The Historian by Elizabeth Kostova: This debut novel about Dracula created a bidding war in the publishing industry and was a listener favorite over the summer.

Team of Rivals by Doris Kearns Goodwin: The high-profile historian examines Abraham Lincoln's political acumen.

The History of Love by Nicole Krauss: "I read [this] in a few stunned hours... Krauss is ambitious in her storyline and themes and has the gifts to carry out her big ideas," says Corrigan.

The Tender Bar by J. R. Moehringer: The journalist's memoir centers on his youth in his hometown pub in Manhasset, Long Island.

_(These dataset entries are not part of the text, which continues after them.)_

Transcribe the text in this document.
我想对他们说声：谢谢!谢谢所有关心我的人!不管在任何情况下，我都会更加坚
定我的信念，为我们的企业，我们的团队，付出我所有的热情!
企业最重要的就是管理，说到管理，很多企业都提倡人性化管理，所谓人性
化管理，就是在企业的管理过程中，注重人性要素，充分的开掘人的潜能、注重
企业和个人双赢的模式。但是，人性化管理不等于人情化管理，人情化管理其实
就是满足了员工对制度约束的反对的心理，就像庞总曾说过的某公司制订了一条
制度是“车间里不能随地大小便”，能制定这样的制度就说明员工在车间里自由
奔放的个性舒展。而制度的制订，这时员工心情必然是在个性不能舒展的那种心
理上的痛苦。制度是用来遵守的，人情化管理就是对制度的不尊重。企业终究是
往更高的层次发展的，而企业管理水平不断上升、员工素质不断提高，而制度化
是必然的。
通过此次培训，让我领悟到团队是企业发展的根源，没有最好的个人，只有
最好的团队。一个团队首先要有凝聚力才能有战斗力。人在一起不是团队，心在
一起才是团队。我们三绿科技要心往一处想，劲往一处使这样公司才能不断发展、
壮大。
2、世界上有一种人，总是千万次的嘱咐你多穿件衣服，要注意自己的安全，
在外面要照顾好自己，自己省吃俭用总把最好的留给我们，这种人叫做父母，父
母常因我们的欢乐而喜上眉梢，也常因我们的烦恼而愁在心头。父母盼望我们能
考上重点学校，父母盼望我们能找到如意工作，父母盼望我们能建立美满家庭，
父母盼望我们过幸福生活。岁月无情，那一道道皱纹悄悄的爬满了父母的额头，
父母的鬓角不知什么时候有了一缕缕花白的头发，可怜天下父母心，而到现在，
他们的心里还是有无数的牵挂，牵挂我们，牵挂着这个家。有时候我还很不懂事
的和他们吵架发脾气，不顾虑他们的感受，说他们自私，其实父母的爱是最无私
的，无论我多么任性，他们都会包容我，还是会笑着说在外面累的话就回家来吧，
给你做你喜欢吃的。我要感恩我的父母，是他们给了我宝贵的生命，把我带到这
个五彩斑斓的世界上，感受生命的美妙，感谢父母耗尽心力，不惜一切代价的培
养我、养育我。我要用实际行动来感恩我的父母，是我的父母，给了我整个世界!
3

Bury the Chains: Prophets and Rebels in the Fight to Free an Empire's Slaves by Adam Hochschild: Hochschild offers a compelling history of the abolitionist movement in Britain.

Death in the Garden by Elizabeth Ironside: Classic crime fiction from the other side of the pond.

Never Let Me Go by Kazuo Ishiguro: Ishiguro's sci-fi-tinged novel about the students in an ususual British boarding school was short-listed for the Booker Prize.

Citizen Vince by Jess Walter: Walter tells a tale of crime and redemption set in Washington State.

Veronica by Mary Gaitskill: Gaitskill's second novel explores the unlikely friendship between two women: one ugly, middle-aged and dying, and the other young and beautiful.